As cool as this sounds, it isn’t a huge technological step forward. The goofy little cars use the same software controlling the Lexus and Toyota vehicles that have logged hundreds of thousands of autonomous miles, and Google’s spent the past year testing its prototypes on test tracks. And, in keeping with California law, there will be a human aboard, ready to take over (with a removable steering wheel, accelerator pedal, and brake pedal) if the something goes haywire.
What’s important here is Google’s commitment to its all-or-nothing approach, which contrasts with the steady-as-she-goes approach favored by automakerslike Mercedes, Audi and Nissan.
Autonomous vehicles are coming. Make no mistake. But conventional automakers are rolling out features piecemeal, over the course of many years. Cars already have active safety features like automatic braking and lane departure warnings. In the next few years, expect cars to handle themselves on the highway, with more complicated urban driving to follow.
“We call it a revolution by evolution. We will take it step by step, and add more functionality, add more usefulness to the system,” says Thomas Ruchatz, Audi’s head of driver assistance systems and integrated safety. Full autonomy is “not going to happen just like that,” where from one day to the next “we can travel from our doorstep to our work and we don’t have a steering wheel in the car.”

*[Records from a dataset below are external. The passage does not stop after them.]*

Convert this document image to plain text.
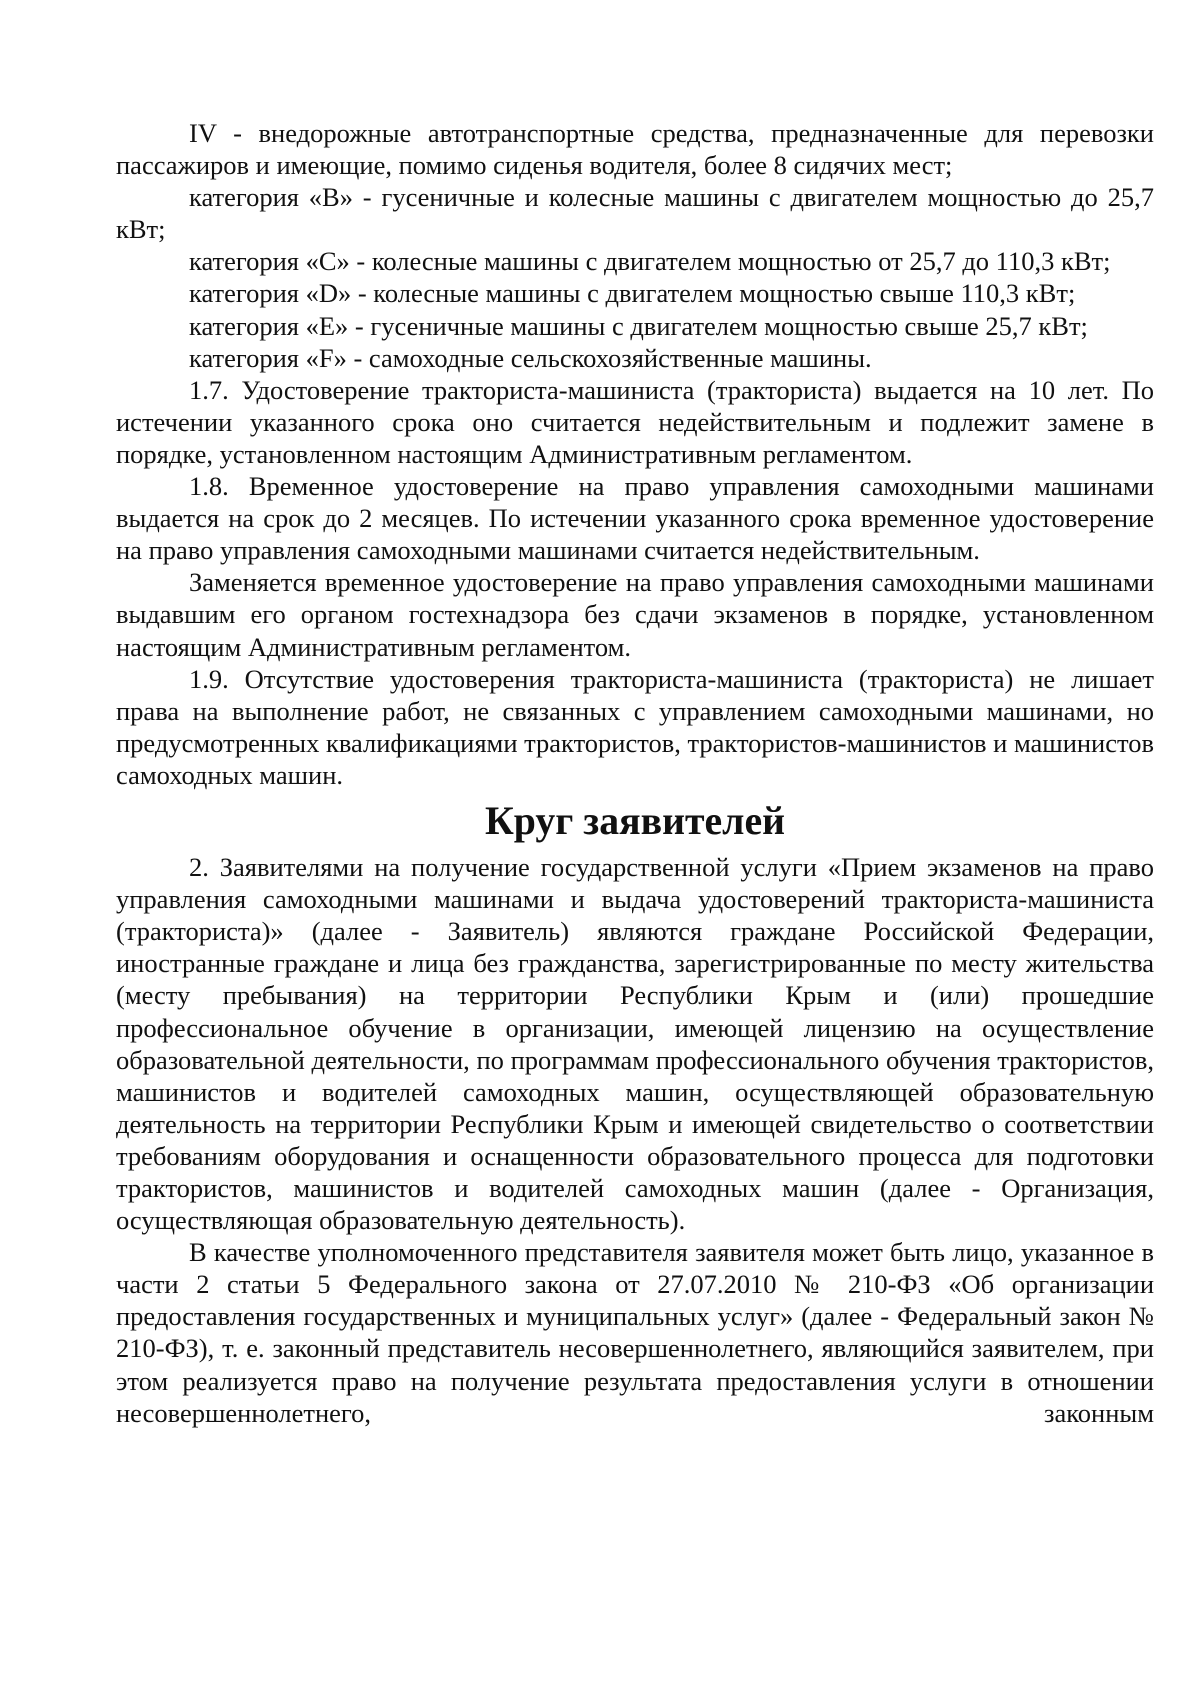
IV - внедорожные автотранспортные средства, предназначенные для перевозки пассажиров и имеющие, помимо сиденья водителя, более 8 сидячих мест;

категория «B» - гусеничные и колесные машины с двигателем мощностью до 25,7 кВт;

категория «C» - колесные машины с двигателем мощностью от 25,7 до 110,3 кВт;

категория «D» - колесные машины с двигателем мощностью свыше 110,3 кВт;

категория «E» - гусеничные машины с двигателем мощностью свыше 25,7 кВт;

категория «F» - самоходные сельскохозяйственные машины.

1.7. Удостоверение тракториста-машиниста (тракториста) выдается на 10 лет. По истечении указанного срока оно считается недействительным и подлежит замене в порядке, установленном настоящим Административным регламентом.

1.8. Временное удостоверение на право управления самоходными машинами выдается на срок до 2 месяцев. По истечении указанного срока временное удостоверение на право управления самоходными машинами считается недействительным.

Заменяется временное удостоверение на право управления самоходными машинами выдавшим его органом гостехнадзора без сдачи экзаменов в порядке, установленном настоящим Административным регламентом.

1.9. Отсутствие удостоверения тракториста-машиниста (тракториста) не лишает права на выполнение работ, не связанных с управлением самоходными машинами, но предусмотренных квалификациями трактористов, трактористов-машинистов и машинистов самоходных машин.

Круг заявителей

2. Заявителями на получение государственной услуги «Прием экзаменов на право управления самоходными машинами и выдача удостоверений тракториста-машиниста (тракториста)» (далее - Заявитель) являются граждане Российской Федерации, иностранные граждане и лица без гражданства, зарегистрированные по месту жительства (месту пребывания) на территории Республики Крым и (или) прошедшие профессиональное обучение в организации, имеющей лицензию на осуществление образовательной деятельности, по программам профессионального обучения трактористов, машинистов и водителей самоходных машин, осуществляющей образовательную деятельность на территории Республики Крым и имеющей свидетельство о соответствии требованиям оборудования и оснащенности образовательного процесса для подготовки трактористов, машинистов и водителей самоходных машин (далее - Организация, осуществляющая образовательную деятельность).

В качестве уполномоченного представителя заявителя может быть лицо, указанное в части 2 статьи 5 Федерального закона от 27.07.2010 № 210-ФЗ «Об организации предоставления государственных и муниципальных услуг» (далее - Федеральный закон № 210-ФЗ), т. е. законный представитель несовершеннолетнего, являющийся заявителем, при этом реализуется право на получение результата предоставления услуги в отношении несовершеннолетнего, законным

Google thinks that’s exactly what’s going to happen. It isn’t messing around with anything less than a completely autonomous vehicle, one that reduces “driving” to little more than getting in, entering a destination, and enjoying the ride. This tech will just appear one day (though when that day will be remains to be seen), like Venus rolling in on a scallop shell, fully formed and beautiful.
In the past few years, Google has used about two dozen modified Lexus RX450h SUVs to drive nearly a million autonomous miles around Silicon Valley. It let select employees commute in self-driving cars on the highway. Its vehicles have been in 11 accidents in all that time, none of them serious, and none of them caused by Google. These days, the fleet is logging 10,000 miles a week, focusing on surface street driving, where variables like pedestrians, intersections, and cyclists make for a lot of complications. It expects to have a finished product by 2020.